The Technology Behind the Magnetic Levitation Train
You may have heard of Japan’s Maglev Train-also known as the fastest floating train in the world, clocking in at an impressive 310 plus miles per hour speed. So far the Maglev train is only notably operating as a transport system in Japan, China, and a few other countries, but recent reports suggest that the impressive floating train technology could make its way to the U.S. in the near future.
How it Works
The Maglev is named for the concept that it is built on, magnetic levitation. Magnetic levitation, the levitation of an object using natural magnetic fields, looks like magic but is actually based on some practical science and physics concepts and principles. Superconductivity and magnetism are some of the main principles behind the maglev technology.
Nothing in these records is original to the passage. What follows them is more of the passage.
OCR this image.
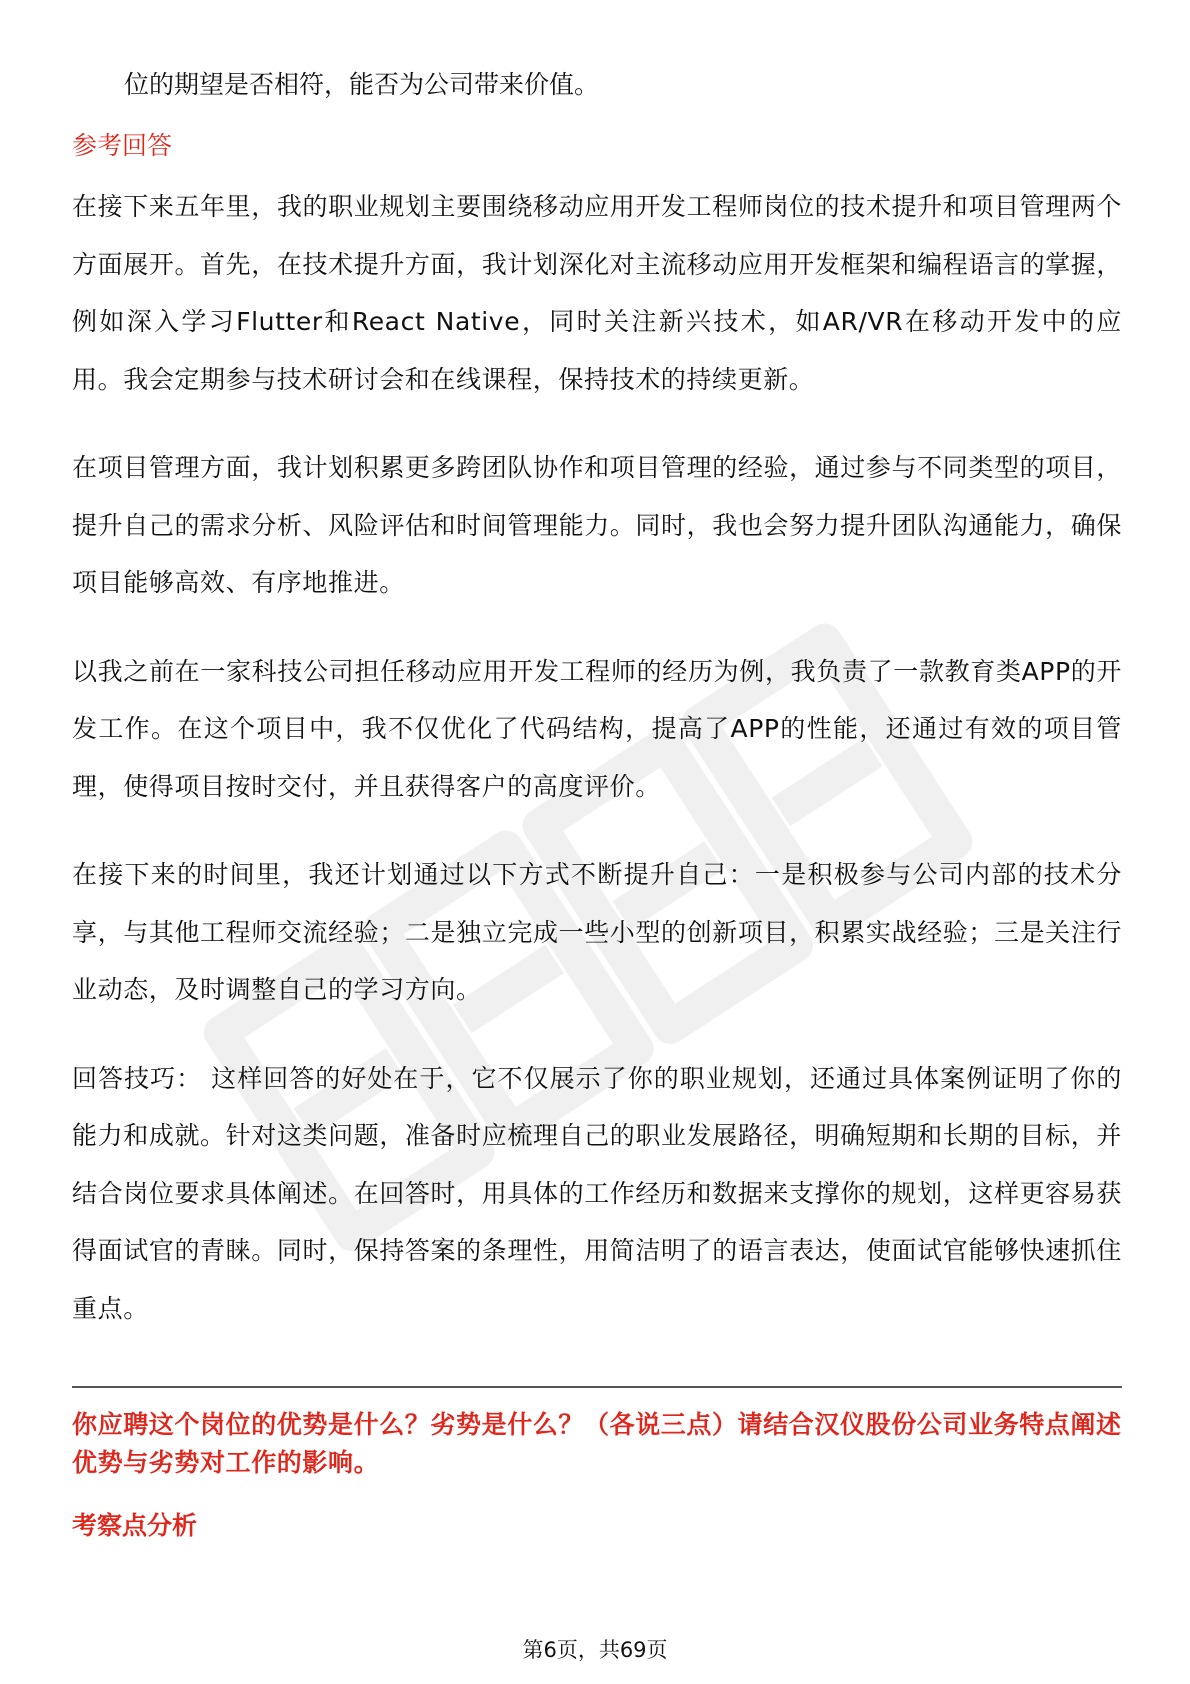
位的期望是否相符，能否为公司带来价值。
参考回答

在接下来五年里，我的职业规划主要围绕移动应用开发工程师岗位的技术提升和项目管理两个方面展开。首先，在技术提升方面，我计划深化对主流移动应用开发框架和编程语言的掌握，例如深入学习Flutter和React Native，同时关注新兴技术，如AR/VR在移动开发中的应用。我会定期参与技术研讨会和在线课程，保持技术的持续更新。

在项目管理方面，我计划积累更多跨团队协作和项目管理的经验，通过参与不同类型的项目，提升自己的需求分析、风险评估和时间管理能力。同时，我也会努力提升团队沟通能力，确保项目能够高效、有序地推进。

以我之前在一家科技公司担任移动应用开发工程师的经历为例，我负责了一款教育类APP的开发工作。在这个项目中，我不仅优化了代码结构，提高了APP的性能，还通过有效的项目管理，使得项目按时交付，并且获得客户的高度评价。

在接下来的时间里，我还计划通过以下方式不断提升自己：一是积极参与公司内部的技术分享，与其他工程师交流经验；二是独立完成一些小型的创新项目，积累实战经验；三是关注行业动态，及时调整自己的学习方向。

回答技巧： 这样回答的好处在于，它不仅展示了你的职业规划，还通过具体案例证明了你的能力和成就。针对这类问题，准备时应梳理自己的职业发展路径，明确短期和长期的目标，并结合岗位要求具体阐述。在回答时，用具体的工作经历和数据来支撑你的规划，这样更容易获得面试官的青睐。同时，保持答案的条理性，用简洁明了的语言表达，使面试官能够快速抓住重点。

你应聘这个岗位的优势是什么？劣势是什么？（各说三点）请结合汉仪股份公司业务特点阐述优势与劣势对工作的影响。
考察点分析
第6页，共69页
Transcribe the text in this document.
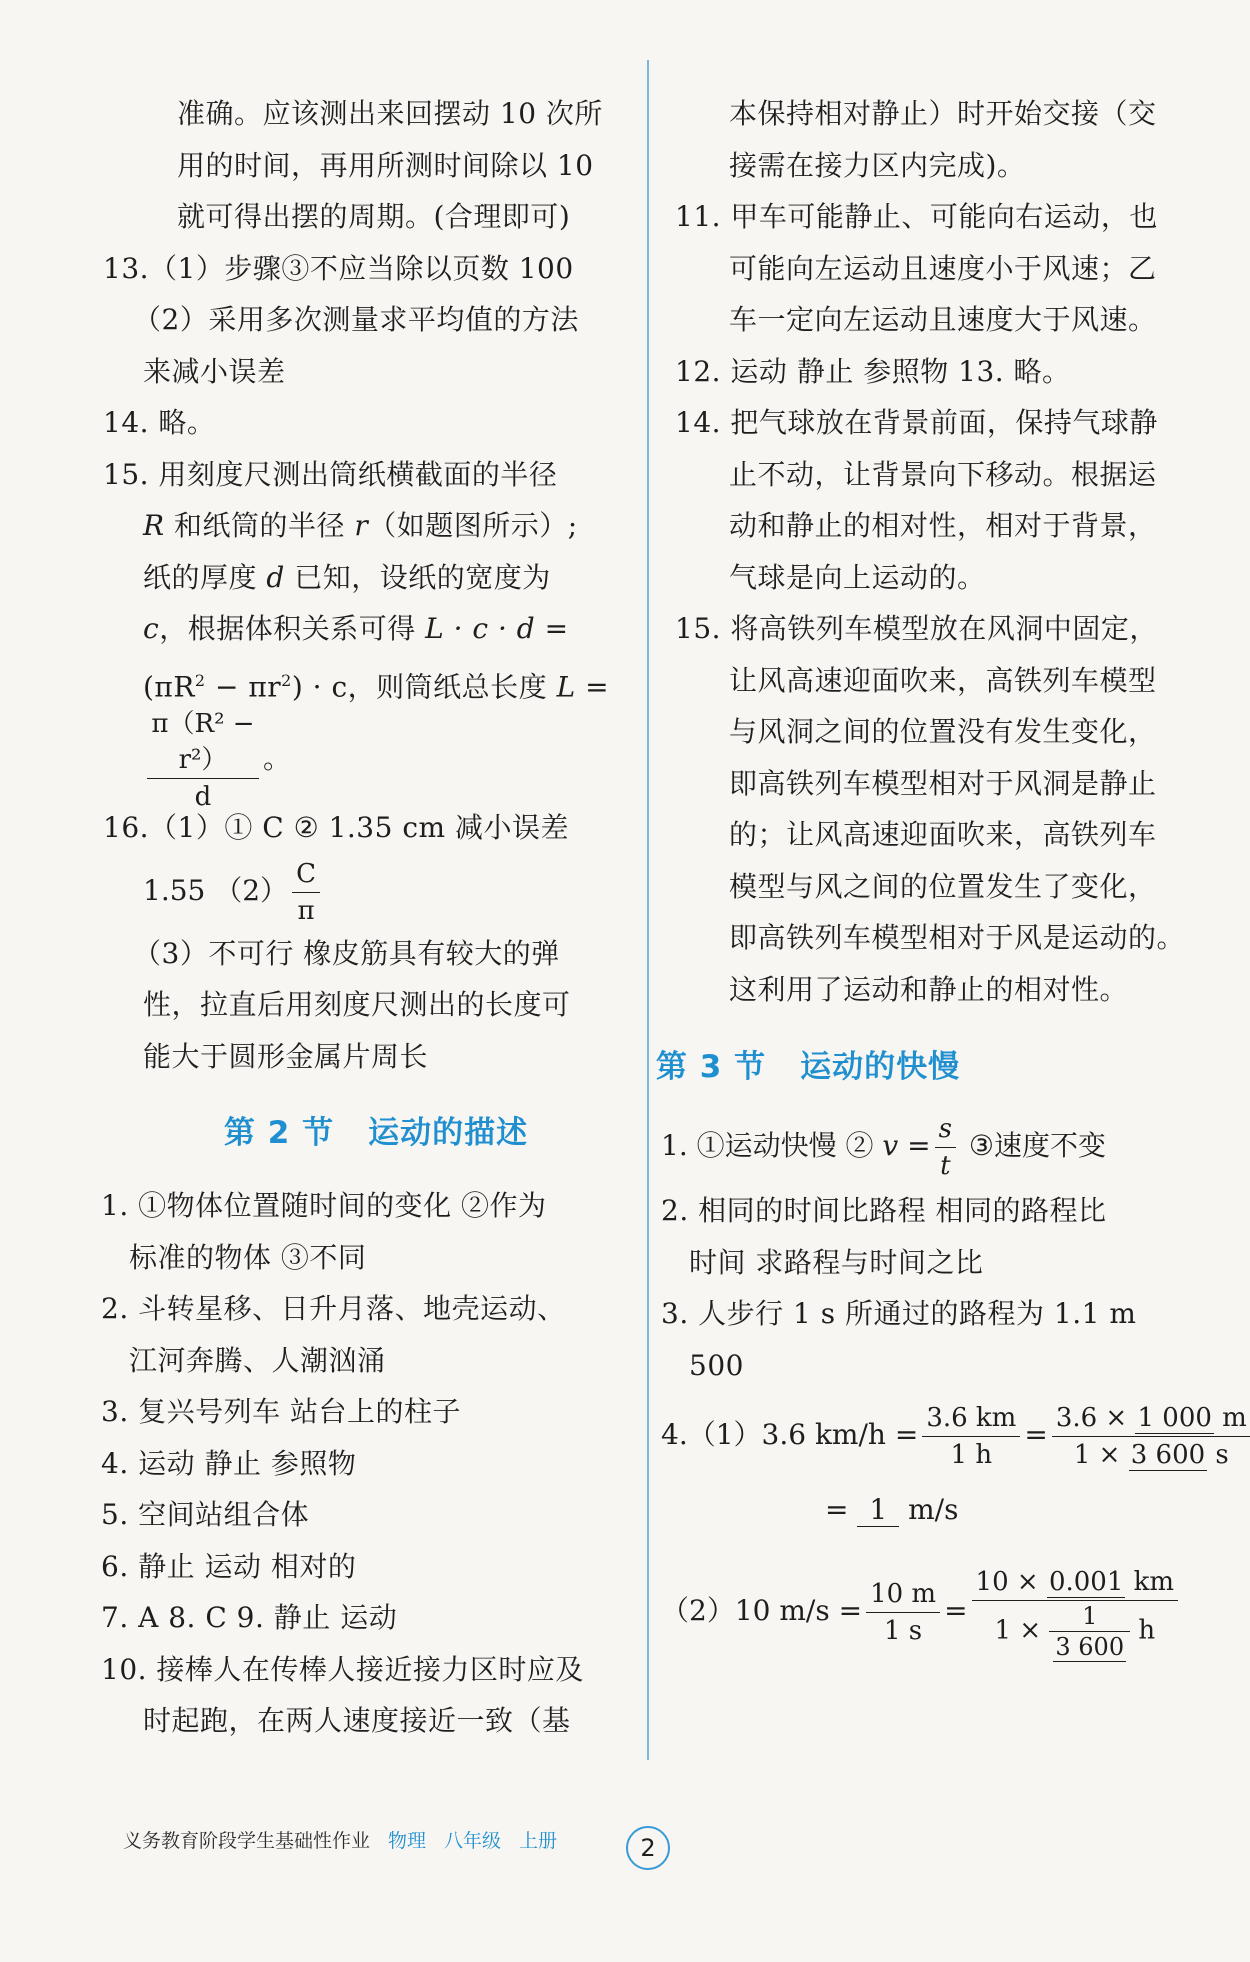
准确。应该测出来回摆动 10 次所
用的时间，再用所测时间除以 10
就可得出摆的周期。(合理即可)
13.（1）步骤③不应当除以页数 100
（2）采用多次测量求平均值的方法
来减小误差
14. 略。
15. 用刻度尺测出筒纸横截面的半径
R 和纸筒的半径 r（如题图所示）;
纸的厚度 d 已知，设纸的宽度为
c，根据体积关系可得 L · c · d =
$(\pi R^2 - \pi r^2) \cdot c$，则筒纸总长度 L =
$\frac{\text{π（R² − r²）}}{d}$ 。
16.（1）① C ② 1.35 cm 减小误差
1.55 $(2) \frac{C}{\pi}$
（3）不可行 橡皮筋具有较大的弹
性，拉直后用刻度尺测出的长度可
能大于圆形金属片周长
第 2 节 运动的描述
1. ①物体位置随时间的变化 ②作为
标准的物体 ③不同
2. 斗转星移、日升月落、地壳运动、
江河奔腾、人潮汹涌
3. 复兴号列车 站台上的柱子
4. 运动 静止 参照物
5. 空间站组合体
6. 静止 运动 相对的
7. A 8. C 9. 静止 运动
10. 接棒人在传棒人接近接力区时应及
时起跑，在两人速度接近一致（基
本保持相对静止）时开始交接（交
接需在接力区内完成)。
11. 甲车可能静止、可能向右运动，也
可能向左运动且速度小于风速；乙
车一定向左运动且速度大于风速。
12. 运动 静止 参照物 13. 略。
14. 把气球放在背景前面，保持气球静
止不动，让背景向下移动。根据运
动和静止的相对性，相对于背景，
气球是向上运动的。
15. 将高铁列车模型放在风洞中固定，
让风高速迎面吹来，高铁列车模型
与风洞之间的位置没有发生变化，
即高铁列车模型相对于风洞是静止
的；让风高速迎面吹来，高铁列车
模型与风之间的位置发生了变化，
即高铁列车模型相对于风是运动的。
这利用了运动和静止的相对性。
第 3 节 运动的快慢
1. ①运动快慢 ② $v = \frac{s}{t}$ ③速度不变
2. 相同的时间比路程 相同的路程比
时间 求路程与时间之比
3. 人步行 1 s 所通过的路程为 1.1 m
500
4.（1）3.6 $km/h = \frac{3.6 km}{1 h} = \frac{3.6 \times 1 000 m}{1 \times 3 600 s}$
= 1 m/s
（2）10 $m/s = \frac{10 m}{1 s} = \frac{10 \times 0.001 km}{1 \times \frac{1}{3 600} h}$
义务教育阶段学生基础性作业 物理 八年级 上册	2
When cooled to very low temperatures some materials have zero electrical resistance and consequently, expel magnetic fields. This allows superconductors in a Maglev to levitate above and below a magnetic guideway.
There are two notable magnetic levitation technologies relevant to the Maglev.
- Electromagnetic Suspension - uses electronically controlled electromagnets in the train to attract to a track made of ferrous material, usually steel. This method is based on magnetic attraction.
- Electrodynamic Suspension - uses superconducting electromagnets or strong permanent magnets to create a magnetic field to push and pull the train using currents.This method is based on magnetic repulsion and powers Japanese maglev transport.
The proposed Maglev train line would run from Washington D.C.to Baltimore. Some hope to eventually connect New York to D.C. with a line that would make travel time estimates an hour and 40 minutes less than the average travel time for the current U.S. train system. There is no official decision on whether the maglev train will be coming to the U.S. but Japan has offered to bring the technology to the the states with no licensing fee and unofficially proposed supporting the project with a $5 billion loan.